The only real development this week was the DeChambeau video, and he was quick to defend himself Saturday against the social media outcry.

“When people start talking to me about slow play and how I’m killing the game, I’m doing this-and-that to the game, that is complete and utter … you-know what,” he said. “That’s not fair.”

But it was still on his mind Sunday morning.

Walking across the putting green, he saw the caddie for Brooks Koepka and did a 90-degree turn toward him. He told Ricky Elliott that if Koepka had anything he wanted to say, that Koepka should seek out DeChambeau and tell him to his face.

Elliott was perplexed, telling DeChambeau that he wasn’t involved. Moments later, Koepka arrived and chatted with DeChambeau.

Koepka said the nature of the conversation would stay between them, though he said DeChambeau should not be singled out as the only slow player in golf.
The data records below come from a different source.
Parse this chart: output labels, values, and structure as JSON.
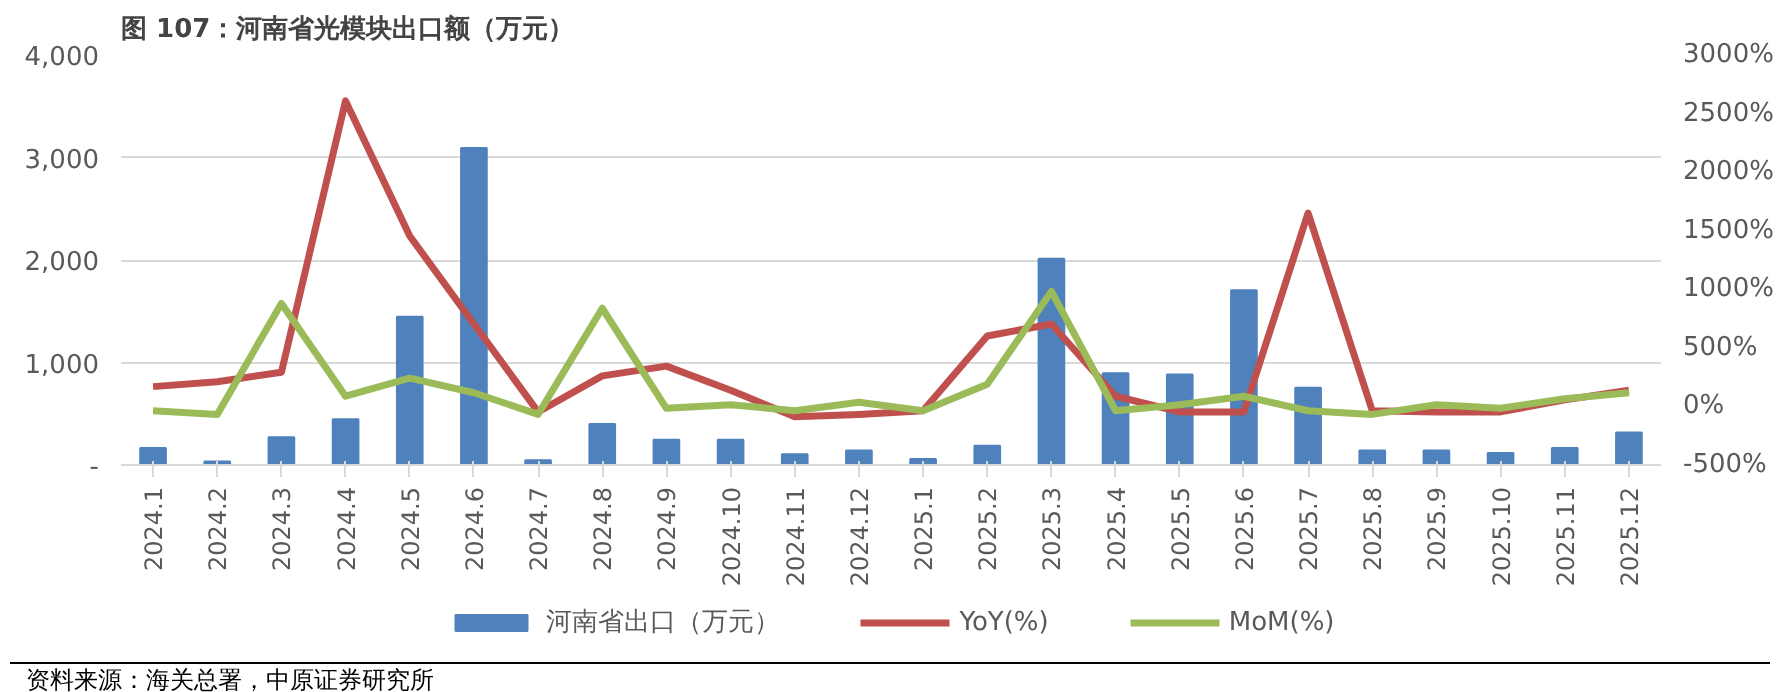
{
  "chart_data": {
    "type": "bar",
    "title": "图 107：河南省光模块出口额（万元）",
    "categories": [
      "2024.1",
      "2024.2",
      "2024.3",
      "2024.4",
      "2024.5",
      "2024.6",
      "2024.7",
      "2024.8",
      "2024.9",
      "2024.10",
      "2024.11",
      "2024.12",
      "2025.1",
      "2025.2",
      "2025.3",
      "2025.4",
      "2025.5",
      "2025.6",
      "2025.7",
      "2025.8",
      "2025.9",
      "2025.10",
      "2025.11",
      "2025.12"
    ],
    "series": [
      {
        "name": "河南省出口（万元）",
        "color": "#4f81bd",
        "values": [
          165,
          35,
          270,
          447,
          1447,
          3093,
          47,
          400,
          247,
          247,
          106,
          141,
          59,
          188,
          2011,
          894,
          882,
          1706,
          753,
          141,
          141,
          118,
          165,
          318
        ]
      },
      {
        "name": "YoY(%)",
        "type": "line",
        "axis": "y2",
        "color": "#c0504d",
        "values": [
          169,
          210,
          292,
          2608,
          1455,
          704,
          -47,
          261,
          344,
          138,
          -88,
          -68,
          -37,
          601,
          704,
          87,
          -47,
          -47,
          1651,
          -37,
          -47,
          -47,
          56,
          138
        ]
      },
      {
        "name": "MoM(%)",
        "type": "line",
        "axis": "y2",
        "color": "#9bbb59",
        "values": [
          -37,
          -68,
          879,
          87,
          241,
          117,
          -68,
          838,
          -16,
          15,
          -37,
          35,
          -37,
          189,
          982,
          -37,
          15,
          87,
          -37,
          -68,
          15,
          -16,
          66,
          117
        ]
      }
    ],
    "ylim": [
      0,
      4000
    ],
    "yticks": [
      {
        "value": 0,
        "label": "-"
      },
      {
        "value": 1000,
        "label": "1,000"
      },
      {
        "value": 2000,
        "label": "2,000"
      },
      {
        "value": 3000,
        "label": "3,000"
      },
      {
        "value": 4000,
        "label": "4,000"
      }
    ],
    "y2lim": [
      -500,
      3000
    ],
    "y2ticks": [
      {
        "value": -500,
        "label": "-500%"
      },
      {
        "value": 0,
        "label": "0%"
      },
      {
        "value": 500,
        "label": "500%"
      },
      {
        "value": 1000,
        "label": "1000%"
      },
      {
        "value": 1500,
        "label": "1500%"
      },
      {
        "value": 2000,
        "label": "2000%"
      },
      {
        "value": 2500,
        "label": "2500%"
      },
      {
        "value": 3000,
        "label": "3000%"
      }
    ],
    "grid": "y",
    "legend": "bottom",
    "annotations": [
      "资料来源：海关总署，中原证券研究所"
    ]
  }
}
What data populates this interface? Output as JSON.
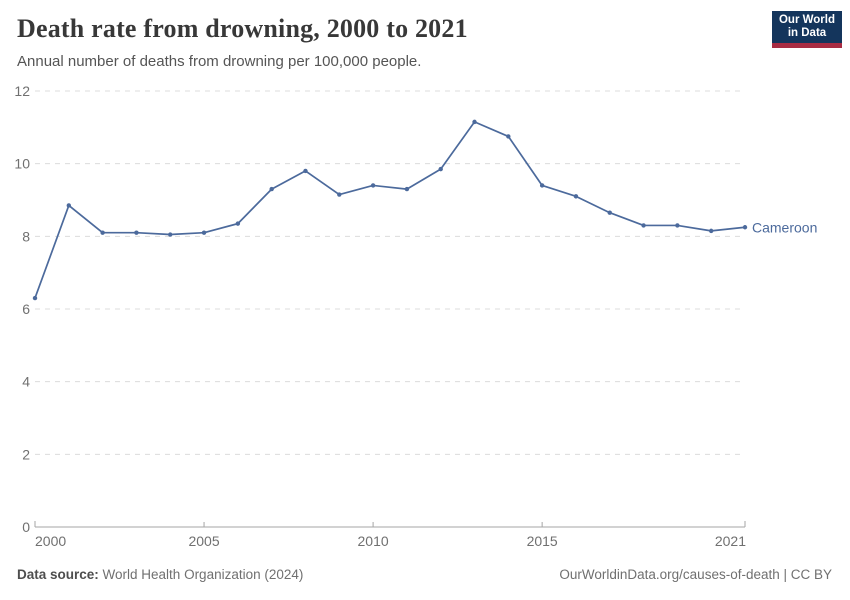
{
  "header": {
    "title": "Death rate from drowning, 2000 to 2021",
    "subtitle": "Annual number of deaths from drowning per 100,000 people.",
    "logo": {
      "line1": "Our World",
      "line2": "in Data",
      "bg_color": "#14355c",
      "accent_color": "#a82c43"
    }
  },
  "chart_data": {
    "type": "line",
    "title": "Death rate from drowning, 2000 to 2021",
    "subtitle": "Annual number of deaths from drowning per 100,000 people.",
    "series": [
      {
        "name": "Cameroon",
        "color": "#4C6A9C",
        "x": [
          2000,
          2001,
          2002,
          2003,
          2004,
          2005,
          2006,
          2007,
          2008,
          2009,
          2010,
          2011,
          2012,
          2013,
          2014,
          2015,
          2016,
          2017,
          2018,
          2019,
          2020,
          2021
        ],
        "values": [
          6.3,
          8.85,
          8.1,
          8.1,
          8.05,
          8.1,
          8.35,
          9.3,
          9.8,
          9.15,
          9.4,
          9.3,
          9.85,
          11.15,
          10.75,
          9.4,
          9.1,
          8.65,
          8.3,
          8.3,
          8.15,
          8.25
        ]
      }
    ],
    "xlabel": "",
    "ylabel": "",
    "xlim": [
      2000,
      2021
    ],
    "ylim": [
      0,
      12
    ],
    "x_ticks": [
      2000,
      2005,
      2010,
      2015,
      2021
    ],
    "y_ticks": [
      0,
      2,
      4,
      6,
      8,
      10,
      12
    ],
    "grid": "horizontal-dashed",
    "legend_position": "end-of-line-label",
    "colors": {
      "gridline": "#dcdcdc",
      "axis": "#a5a5a5",
      "tick_label": "#707070"
    }
  },
  "footer": {
    "data_source_label": "Data source:",
    "data_source_value": " World Health Organization (2024)",
    "link": "OurWorldinData.org/causes-of-death | CC BY"
  }
}
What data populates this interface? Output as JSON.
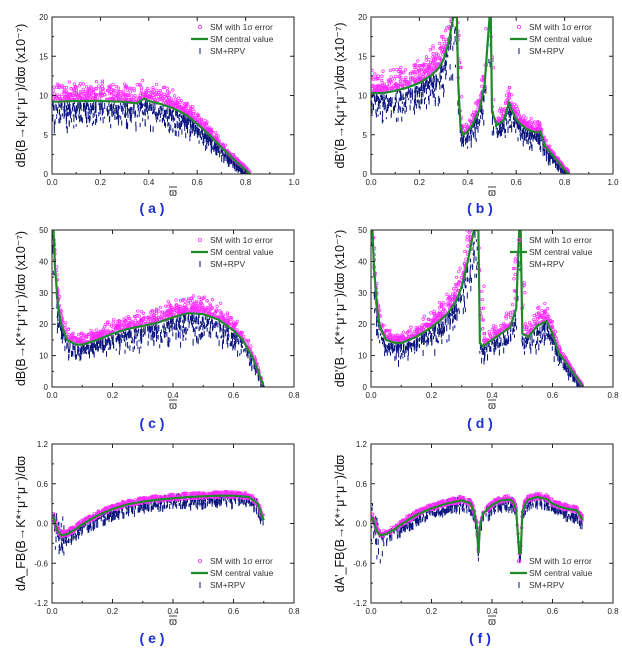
{
  "legend": {
    "sm_error": "SM with 1σ error",
    "sm_central": "SM central value",
    "sm_rpv": "SM+RPV"
  },
  "colors": {
    "sm_error": "#ff2bff",
    "sm_central": "#1f8a2a",
    "sm_rpv": "#0a147d",
    "label": "#1a2fd6"
  },
  "chart_data": [
    {
      "id": "a",
      "type": "scatter",
      "panel_label": "( a )",
      "ylabel": "dB(B→Kμ⁺μ⁻)/dϖ (x10⁻⁷)",
      "xlabel": "ϖ",
      "xlim": [
        0,
        1.0
      ],
      "ylim": [
        0,
        20
      ],
      "xticks": [
        0.0,
        0.2,
        0.4,
        0.6,
        0.8,
        1.0
      ],
      "yticks": [
        0,
        5,
        10,
        15,
        20
      ],
      "x_end": 0.82,
      "resonances": [],
      "series": [
        {
          "name": "SM central value",
          "x": [
            0.0,
            0.1,
            0.2,
            0.3,
            0.35,
            0.38,
            0.4,
            0.45,
            0.5,
            0.55,
            0.6,
            0.65,
            0.7,
            0.75,
            0.8,
            0.82
          ],
          "y": [
            9.2,
            9.3,
            9.3,
            9.2,
            9.0,
            9.6,
            9.3,
            8.9,
            8.4,
            7.6,
            6.4,
            5.0,
            3.4,
            1.9,
            0.5,
            0.0
          ]
        }
      ],
      "legend_pos": "top-right"
    },
    {
      "id": "b",
      "type": "scatter",
      "panel_label": "( b )",
      "ylabel": "dB'(B→Kμ⁺μ⁻)/dϖ (x10⁻⁷)",
      "xlabel": "ϖ",
      "xlim": [
        0,
        1.0
      ],
      "ylim": [
        0,
        20
      ],
      "xticks": [
        0.0,
        0.2,
        0.4,
        0.6,
        0.8,
        1.0
      ],
      "yticks": [
        0,
        5,
        10,
        15,
        20
      ],
      "x_end": 0.82,
      "resonances": [
        0.355,
        0.49
      ],
      "series": [
        {
          "name": "SM central value",
          "x": [
            0.0,
            0.05,
            0.1,
            0.15,
            0.2,
            0.25,
            0.28,
            0.3,
            0.32,
            0.34,
            0.355,
            0.36,
            0.37,
            0.38,
            0.4,
            0.42,
            0.45,
            0.47,
            0.48,
            0.49,
            0.495,
            0.5,
            0.52,
            0.55,
            0.57,
            0.58,
            0.6,
            0.62,
            0.64,
            0.66,
            0.68,
            0.7,
            0.72,
            0.75,
            0.78,
            0.8,
            0.82
          ],
          "y": [
            10.3,
            10.3,
            10.6,
            11.0,
            11.6,
            12.6,
            13.5,
            14.6,
            16.6,
            20,
            20,
            12,
            6.0,
            5.0,
            5.4,
            6.3,
            8.3,
            11.5,
            16,
            20,
            20,
            8.0,
            6.2,
            6.9,
            9.1,
            8.2,
            7.0,
            6.3,
            5.8,
            5.5,
            5.3,
            5.4,
            3.5,
            2.4,
            1.3,
            0.5,
            0.0
          ]
        }
      ],
      "legend_pos": "top-right"
    },
    {
      "id": "c",
      "type": "scatter",
      "panel_label": "( c )",
      "ylabel": "dB(B→K*⁺μ⁺μ⁻)/dϖ (x10⁻⁷)",
      "xlabel": "ϖ",
      "xlim": [
        0,
        0.8
      ],
      "ylim": [
        0,
        50
      ],
      "xticks": [
        0.0,
        0.2,
        0.4,
        0.6,
        0.8
      ],
      "yticks": [
        0,
        10,
        20,
        30,
        40,
        50
      ],
      "x_end": 0.7,
      "resonances": [],
      "series": [
        {
          "name": "SM central value",
          "x": [
            0.005,
            0.01,
            0.02,
            0.03,
            0.05,
            0.08,
            0.1,
            0.15,
            0.2,
            0.25,
            0.3,
            0.35,
            0.4,
            0.45,
            0.5,
            0.55,
            0.6,
            0.63,
            0.66,
            0.68,
            0.7
          ],
          "y": [
            50,
            38,
            26,
            20,
            15,
            13.5,
            13.5,
            15,
            17,
            18.5,
            19.5,
            20.5,
            22.2,
            23.5,
            23.2,
            21.5,
            18,
            15,
            10,
            5.5,
            0
          ]
        }
      ],
      "legend_pos": "top-right"
    },
    {
      "id": "d",
      "type": "scatter",
      "panel_label": "( d )",
      "ylabel": "dB'(B→K*⁺μ⁺μ⁻)/dϖ (x10⁻⁷)",
      "xlabel": "ϖ",
      "xlim": [
        0,
        0.8
      ],
      "ylim": [
        0,
        50
      ],
      "xticks": [
        0.0,
        0.2,
        0.4,
        0.6,
        0.8
      ],
      "yticks": [
        0,
        10,
        20,
        30,
        40,
        50
      ],
      "x_end": 0.7,
      "resonances": [
        0.355,
        0.49
      ],
      "series": [
        {
          "name": "SM central value",
          "x": [
            0.005,
            0.01,
            0.02,
            0.03,
            0.05,
            0.08,
            0.1,
            0.15,
            0.2,
            0.25,
            0.28,
            0.3,
            0.32,
            0.34,
            0.35,
            0.355,
            0.36,
            0.37,
            0.4,
            0.43,
            0.46,
            0.48,
            0.49,
            0.495,
            0.5,
            0.52,
            0.55,
            0.58,
            0.6,
            0.62,
            0.65,
            0.68,
            0.7
          ],
          "y": [
            50,
            38,
            25,
            19,
            15,
            14,
            14,
            16,
            19,
            23,
            27,
            32,
            40,
            50,
            50,
            50,
            14,
            13,
            15,
            17,
            19,
            25,
            50,
            50,
            17,
            16,
            19.5,
            21,
            17,
            11,
            7,
            3,
            0
          ]
        }
      ],
      "legend_pos": "top-right"
    },
    {
      "id": "e",
      "type": "scatter",
      "panel_label": "( e )",
      "ylabel": "dA_FB(B→K*⁺μ⁺μ⁻)/dϖ",
      "xlabel": "ϖ",
      "xlim": [
        0,
        0.8
      ],
      "ylim": [
        -1.2,
        1.2
      ],
      "xticks": [
        0.0,
        0.2,
        0.4,
        0.6,
        0.8
      ],
      "yticks": [
        -1.2,
        -0.6,
        0.0,
        0.6,
        1.2
      ],
      "x_end": 0.7,
      "resonances": [],
      "series": [
        {
          "name": "SM central value",
          "x": [
            0.005,
            0.01,
            0.02,
            0.03,
            0.05,
            0.08,
            0.1,
            0.15,
            0.2,
            0.25,
            0.3,
            0.35,
            0.4,
            0.45,
            0.5,
            0.55,
            0.6,
            0.65,
            0.68,
            0.7
          ],
          "y": [
            0.1,
            0.0,
            -0.12,
            -0.18,
            -0.16,
            -0.08,
            -0.01,
            0.12,
            0.22,
            0.29,
            0.33,
            0.36,
            0.38,
            0.4,
            0.41,
            0.42,
            0.42,
            0.4,
            0.3,
            0.05
          ]
        }
      ],
      "legend_pos": "bottom-right"
    },
    {
      "id": "f",
      "type": "scatter",
      "panel_label": "( f )",
      "ylabel": "dA'_FB(B→K*⁺μ⁺μ⁻)/dϖ",
      "xlabel": "ϖ",
      "xlim": [
        0,
        0.8
      ],
      "ylim": [
        -1.2,
        1.2
      ],
      "xticks": [
        0.0,
        0.2,
        0.4,
        0.6,
        0.8
      ],
      "yticks": [
        -1.2,
        -0.6,
        0.0,
        0.6,
        1.2
      ],
      "x_end": 0.7,
      "resonances": [
        0.355,
        0.49
      ],
      "series": [
        {
          "name": "SM central value",
          "x": [
            0.005,
            0.01,
            0.02,
            0.03,
            0.05,
            0.08,
            0.1,
            0.15,
            0.2,
            0.25,
            0.3,
            0.33,
            0.34,
            0.35,
            0.355,
            0.36,
            0.37,
            0.4,
            0.43,
            0.46,
            0.47,
            0.48,
            0.49,
            0.495,
            0.5,
            0.51,
            0.52,
            0.55,
            0.58,
            0.6,
            0.62,
            0.65,
            0.68,
            0.7
          ],
          "y": [
            0.1,
            0.0,
            -0.12,
            -0.18,
            -0.16,
            -0.08,
            -0.01,
            0.13,
            0.23,
            0.3,
            0.35,
            0.3,
            0.18,
            -0.05,
            -0.45,
            -0.05,
            0.15,
            0.28,
            0.35,
            0.36,
            0.32,
            0.2,
            -0.45,
            -0.45,
            0.15,
            0.3,
            0.36,
            0.4,
            0.37,
            0.3,
            0.26,
            0.22,
            0.2,
            0.05
          ]
        }
      ],
      "legend_pos": "bottom-right"
    }
  ]
}
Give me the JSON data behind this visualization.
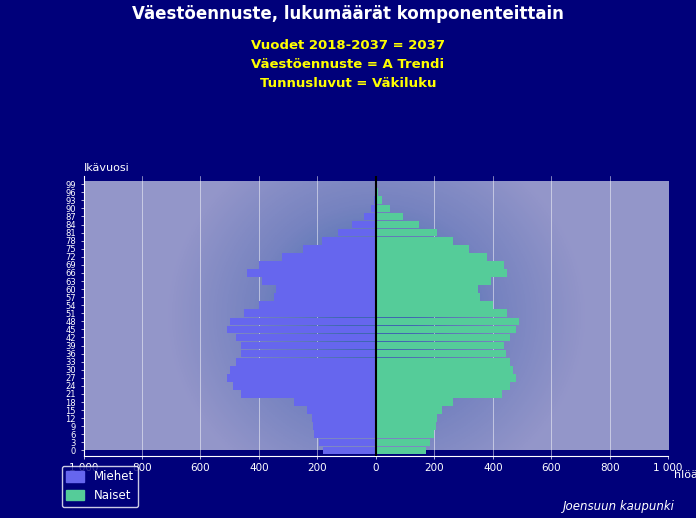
{
  "title": "Väestöennuste, lukumäärät komponenteittain",
  "subtitle1": "Vuodet 2018-2037 = 2037",
  "subtitle2": "Väestöennuste = A Trendi",
  "subtitle3": "Tunnusluvut = Väkiluku",
  "ylabel": "Ikävuosi",
  "xlabel": "hlöä",
  "watermark": "Joensuun kaupunki",
  "legend_men": "Miehet",
  "legend_women": "Naiset",
  "bg_color": "#00007a",
  "bar_color_men": "#6666ee",
  "bar_color_women": "#55cc99",
  "ages": [
    0,
    3,
    6,
    9,
    12,
    15,
    18,
    21,
    24,
    27,
    30,
    33,
    36,
    39,
    42,
    45,
    48,
    51,
    54,
    57,
    60,
    63,
    66,
    69,
    72,
    75,
    78,
    81,
    84,
    87,
    90,
    93,
    96,
    99
  ],
  "men": [
    180,
    195,
    210,
    215,
    220,
    235,
    280,
    460,
    490,
    510,
    500,
    480,
    460,
    460,
    480,
    510,
    500,
    450,
    400,
    350,
    340,
    390,
    440,
    400,
    320,
    250,
    185,
    130,
    80,
    42,
    18,
    7,
    2,
    1
  ],
  "women": [
    170,
    185,
    200,
    205,
    210,
    225,
    265,
    430,
    460,
    480,
    470,
    460,
    445,
    440,
    460,
    480,
    490,
    450,
    400,
    355,
    350,
    395,
    450,
    440,
    380,
    320,
    265,
    210,
    148,
    92,
    50,
    22,
    8,
    2
  ]
}
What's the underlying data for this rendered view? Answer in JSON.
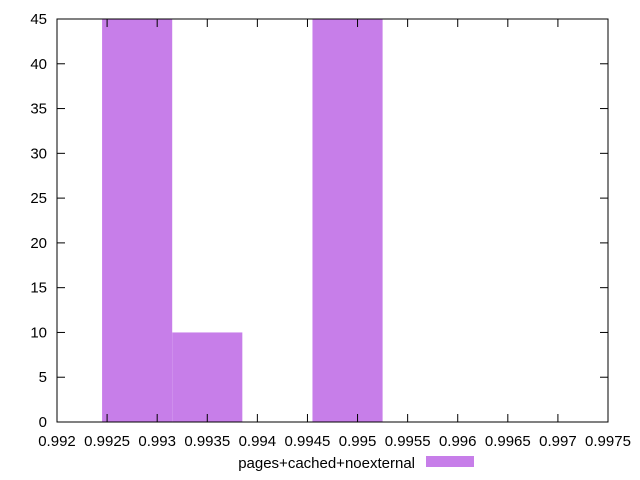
{
  "chart_data": {
    "type": "bar",
    "bars": [
      {
        "x_start": 0.99245,
        "x_end": 0.99315,
        "value": 45
      },
      {
        "x_start": 0.99315,
        "x_end": 0.99385,
        "value": 10
      },
      {
        "x_start": 0.99385,
        "x_end": 0.99455,
        "value": 0
      },
      {
        "x_start": 0.99455,
        "x_end": 0.99525,
        "value": 45
      }
    ],
    "x_ticks": [
      "0.992",
      "0.9925",
      "0.993",
      "0.9935",
      "0.994",
      "0.9945",
      "0.995",
      "0.9955",
      "0.996",
      "0.9965",
      "0.997",
      "0.9975"
    ],
    "x_tick_values": [
      0.992,
      0.9925,
      0.993,
      0.9935,
      0.994,
      0.9945,
      0.995,
      0.9955,
      0.996,
      0.9965,
      0.997,
      0.9975
    ],
    "y_ticks": [
      "0",
      "5",
      "10",
      "15",
      "20",
      "25",
      "30",
      "35",
      "40",
      "45"
    ],
    "y_tick_values": [
      0,
      5,
      10,
      15,
      20,
      25,
      30,
      35,
      40,
      45
    ],
    "xlim": [
      0.992,
      0.9975
    ],
    "ylim": [
      0,
      45
    ],
    "title": "",
    "xlabel": "",
    "ylabel": "",
    "grid": false,
    "legend_position": "bottom-center",
    "series": [
      {
        "name": "pages+cached+noexternal",
        "color": "#c77ee9"
      }
    ]
  }
}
If the tour decides to explore its longtime policy, there could be a chance to better identify the players taking too much time.

The current policy is for players to be timed — one minute for the first player to hit a particular shot, 40 seconds for the others — only when they fall out of position. When told they are being time, players often speed up. That’s one reason penalty shot are so rare. They are assessed the second time a player gets a bad time.

Dennis mentioned other factors that go into rounds that taking too long, and rules officials for years have argued that a large field makes for too much congestion. Regular tour events typically are 156 players, meaning there are 26 threesomes for 18 holes in the morning and afternoon.

“Some of these are things we can influence,” Dennis said. “And some are not.”